ORESTIADA
Lo que sucede es que tales ideas fueron expuestas por Esquilo a lo largo de las tres obras que componen Orestiada –Agamenón, Las Coéforas y Las Euménides -, cuya representación integra rebasaría con creces las dos horas que dura este espectáculo. No persigue la reducción liberar al impaciente público de hoy del cansancio que le producen las representaciones largas, ni cabe pensar que Mario Gas se haya propuesto enmendar la plana al autor o sumarse a la legión de adaptadores sin escrúpulos que saquean y destrozan el vasto repertorio clásico. Lo que pretende es aislar aquellas partes del texto que mejor recogen, en el tiempo actual, el mensaje que se ha propuesto transmitir y quizás también esté en su ánimo aliviar la carga de prepotencia masculina respecto a la mujer que hay en la obra. De la difícil tarea se ha ocupado Carlos Trías y hay que decir que su trabajo ha sido respetuoso y sobresaliente. Nada ha añadido, ni alterado. En cuanto a la poda, ha sido limpia, resultando difícil, para los que no conocen la obra original, percibir donde están las heridas. Y ello a pesar de la severidad de la limpieza, que en la última de las piezas, Las Euménides, llega al extremo de convertir el largo proceso al que es sometido Orestes para juzgar sus crímenes en un monólogo que lo resume todo. Otro mérito del autor de la versión es haber alumbrado un lenguaje de aires clásicos que suena bien a los oídos de hoy.

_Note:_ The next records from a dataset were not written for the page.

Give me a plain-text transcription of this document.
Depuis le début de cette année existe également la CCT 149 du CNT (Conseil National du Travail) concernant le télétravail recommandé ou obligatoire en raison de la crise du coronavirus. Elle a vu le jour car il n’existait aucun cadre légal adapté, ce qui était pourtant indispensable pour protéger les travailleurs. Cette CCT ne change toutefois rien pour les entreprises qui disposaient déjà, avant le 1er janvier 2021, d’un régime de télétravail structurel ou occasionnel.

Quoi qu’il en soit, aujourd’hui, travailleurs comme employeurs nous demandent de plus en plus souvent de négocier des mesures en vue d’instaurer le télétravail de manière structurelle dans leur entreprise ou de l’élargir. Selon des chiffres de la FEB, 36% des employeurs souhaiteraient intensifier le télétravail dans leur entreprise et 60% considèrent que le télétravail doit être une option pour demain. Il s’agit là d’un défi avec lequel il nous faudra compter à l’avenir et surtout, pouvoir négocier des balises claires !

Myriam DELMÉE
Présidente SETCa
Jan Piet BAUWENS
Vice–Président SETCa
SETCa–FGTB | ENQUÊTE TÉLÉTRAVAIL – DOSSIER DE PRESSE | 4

Respecto a la puesta en escena, sorprende que la acción se desarrolle en un escenario inspirado en un coso taurino. No parece el lugar más adecuado para situar la tragedia, ni siquiera con el argumento de que lo ritual está presente en ella y en la corrida de toros. Sin embargo, hay que admitir que, hecha la objeción y olvidando la referencia tauromáquica, el espacio circular, cubierto de arena y presidido por una imponente puerta tras la que habitan el poder y el crimen, es estéticamente bello y satisface las exigencias de un espectáculo concebido para ser representado indistintamente en locales cerrados y al aire libre. La iluminación, diseñada por el propio director y por Carlos Lucena, es un eficaz y lujoso complemento a la sencillez escenográfica. Gracias a ella se alcanzan momentos impresionantes de gran belleza plástica, como la aparición detrás de los burladeros de dos cabezas femeninas decapitadas, cuya sangre –telas rojas- resbala hasta el albero, o el que abre y cierra el espectáculo, en el se muestra, primero, a un guardián asomado a la azotea del palacio que vislumbra a lo lejos, en plena noche, el mensaje de fuego que anuncia que la guerra de Troya ha concluido, y, luego, al mismo centinela con los ojos vendados, condenado a escuchar el estruendo de otras guerras. Diez actores –once si incluimos en el reparto al propio Mario Gas, que se ha reservado el largo monólogo que resume las Euménides – dan vida al coro y a los cuarenta personajes de la tragedia. Mientras algunos, como Emilio Gutiérrez Caba o Constantino Romero, asumen varios papeles, otros comparten uno sólo. Así, Vicky Peña y Gloria Muñoz son Clitemnestra, y Maruchi León y Anabel Moreno, Casandra. Curiosos desdoblamientos de los personajes femeninos, cuyas voces se duplican sin que adivinemos las razones, lo que crea alguna confusión, compensada, eso sí, por el duelo interpretativo que nos ofrecen ambas actrices, de muy diferentes registros. Mario Gas ha conseguido configurar un reparto en el que abundan nombres prestigiosos, como los ya citados. Siendo de tan distinto calado los personajes que interpretan, no cabe, en los límites de esta reseña, un análisis pormenorizado de su trabajo. Pero sí podemos destacar, como denominador común, la calidad de sus voces. Pocas veces nos es permitido escuchar tantas y tan buenas reunidas en un escenario.